THIS GREAT BATTLEFIELD OF SHILOH: History, Memory, and the Establishment of a Civil War National Military Park.

THIS GREAT BATTLEFIELD OF SHILOH:  History, Memory, and the Establishment of a Civil War National Military Park.  By Timothy B. Smith. Univ. of Tennessee Press. 178 pp. $28.95

Visiting Shiloh National Military Park last Fourth of July weekend, I was apprehensive about having to wade through crowds to see the Hornet’s Nest, the Peach Orchard, the Sunken Road, and other highlights of the Tennessee battlefield. I needn’t have worried. The visitors’ center and the picnic area had attracted a few people, but the battlefield itself was deserted. I could have waded into Bloody Pond and caught carp for supper without attracting notice.

Now, as in 1862, Shiloh is a seriously isolated place. Timothy B. Smith, a historian on the staff of the park, even titles his first chapter “Isolation.” Shiloh was so hard to reach that General William T. Sherman, camping there on April 5, 1862, scoffed at the idea that Confederate troops might be nearby. But 44,000 enemy were camped next to him. On the 6th and 7th, they fought Sherman’s forces in one of the most terrible battles in the history of North America, a confrontation that produced some 24,000 casualties.

After the Civil War, veterans on both sides fought to preserve Shiloh and other sites where their comrades had died and, in many cases, still lay buried in unmarked and forgotten graves. In “an effort to limit controversy over the war,” writes Smith, Congress in the 1890s created national military parks at Antietam, Gettysburg, Vicksburg, Shiloh, and elsewhere.

Smith dedicates his book to the father of the Shiloh park, the indefatigable David W. Reed. A veteran wounded at Shiloh, Reed became secretary and historian of the park. Between 1900 and 1908, he wrote and positioned interpretive markers in the fields and woods. The markers still dominate the battlefield, even though, according to Smith, they’re probably wrong. Reed’s “subjectivity and desire to create tangible points of interest for visitors caused him to create myths” about the fighting, myths now graven in stone. The Hornet’s Nest, which Reed deemed the most important site in the battle, turns out to have been the scene of comparatively light fighting. Bloody Pond, now one of the most popular sites in the park, isn’t even mentioned in contemporaneous accounts. The scenes that visitors find deeply affecting may be largely Reed’s inventions.

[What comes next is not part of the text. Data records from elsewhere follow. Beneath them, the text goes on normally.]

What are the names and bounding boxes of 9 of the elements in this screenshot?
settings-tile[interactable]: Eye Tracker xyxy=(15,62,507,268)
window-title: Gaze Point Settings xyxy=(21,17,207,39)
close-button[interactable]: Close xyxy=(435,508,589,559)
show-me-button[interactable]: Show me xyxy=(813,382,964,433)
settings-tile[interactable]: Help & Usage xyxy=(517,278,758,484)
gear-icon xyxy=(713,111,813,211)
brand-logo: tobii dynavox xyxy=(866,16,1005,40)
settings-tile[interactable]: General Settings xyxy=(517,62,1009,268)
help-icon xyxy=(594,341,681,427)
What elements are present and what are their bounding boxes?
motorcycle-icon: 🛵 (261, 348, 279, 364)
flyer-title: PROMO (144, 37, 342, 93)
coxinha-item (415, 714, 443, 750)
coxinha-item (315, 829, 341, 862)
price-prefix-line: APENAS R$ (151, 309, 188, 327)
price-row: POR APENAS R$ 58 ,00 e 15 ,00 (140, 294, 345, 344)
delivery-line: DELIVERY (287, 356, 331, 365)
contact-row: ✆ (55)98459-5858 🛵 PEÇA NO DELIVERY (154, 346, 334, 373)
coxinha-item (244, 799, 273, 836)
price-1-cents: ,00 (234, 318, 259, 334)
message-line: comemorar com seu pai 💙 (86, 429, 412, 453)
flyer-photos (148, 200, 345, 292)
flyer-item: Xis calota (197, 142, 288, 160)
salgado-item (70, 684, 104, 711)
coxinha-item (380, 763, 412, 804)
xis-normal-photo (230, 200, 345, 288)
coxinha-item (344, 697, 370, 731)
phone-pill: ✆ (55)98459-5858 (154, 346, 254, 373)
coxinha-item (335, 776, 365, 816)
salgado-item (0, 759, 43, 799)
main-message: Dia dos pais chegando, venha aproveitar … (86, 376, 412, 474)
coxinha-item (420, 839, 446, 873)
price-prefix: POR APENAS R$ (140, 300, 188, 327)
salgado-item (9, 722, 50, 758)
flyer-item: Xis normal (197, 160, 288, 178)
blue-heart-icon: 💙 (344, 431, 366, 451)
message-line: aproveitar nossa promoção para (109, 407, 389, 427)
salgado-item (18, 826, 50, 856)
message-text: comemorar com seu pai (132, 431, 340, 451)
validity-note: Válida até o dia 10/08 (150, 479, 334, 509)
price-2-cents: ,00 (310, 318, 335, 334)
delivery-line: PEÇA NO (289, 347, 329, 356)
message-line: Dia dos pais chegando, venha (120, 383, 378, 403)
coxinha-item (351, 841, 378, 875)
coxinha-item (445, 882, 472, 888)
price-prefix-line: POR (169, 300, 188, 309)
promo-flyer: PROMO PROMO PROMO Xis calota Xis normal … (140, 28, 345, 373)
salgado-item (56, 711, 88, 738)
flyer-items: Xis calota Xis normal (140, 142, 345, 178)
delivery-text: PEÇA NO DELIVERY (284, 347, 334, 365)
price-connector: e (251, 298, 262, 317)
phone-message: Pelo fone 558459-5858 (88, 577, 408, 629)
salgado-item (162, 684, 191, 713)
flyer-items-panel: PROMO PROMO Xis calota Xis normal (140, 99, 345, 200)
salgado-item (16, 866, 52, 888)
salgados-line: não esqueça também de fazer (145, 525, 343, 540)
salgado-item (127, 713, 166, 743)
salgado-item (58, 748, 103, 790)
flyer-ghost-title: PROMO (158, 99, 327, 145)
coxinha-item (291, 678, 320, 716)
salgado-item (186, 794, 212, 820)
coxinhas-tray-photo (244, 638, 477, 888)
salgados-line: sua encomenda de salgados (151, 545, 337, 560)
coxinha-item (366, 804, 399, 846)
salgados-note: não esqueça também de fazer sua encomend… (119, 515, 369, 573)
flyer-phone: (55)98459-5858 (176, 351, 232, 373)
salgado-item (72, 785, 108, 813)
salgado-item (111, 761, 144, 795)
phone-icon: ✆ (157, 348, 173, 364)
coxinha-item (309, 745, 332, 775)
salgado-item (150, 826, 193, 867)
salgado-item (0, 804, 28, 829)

When I first visited Shiloh, in the winter of 1997, the peach trees in the orchard stood barren against a leaden sky. When I returned last summer, the sun was blazing and the peach trees were gone, replaced by tiny saplings. It was a lesson in preservation. Unlike artifacts and buildings, battlefields are organic. They grow and die and evolve.

This Great Battlefield of Shiloh is a fascinating study of the institutional forces that created our battlefield parks, a social history of the era of their formation, and a meditation on time, change, and conservation.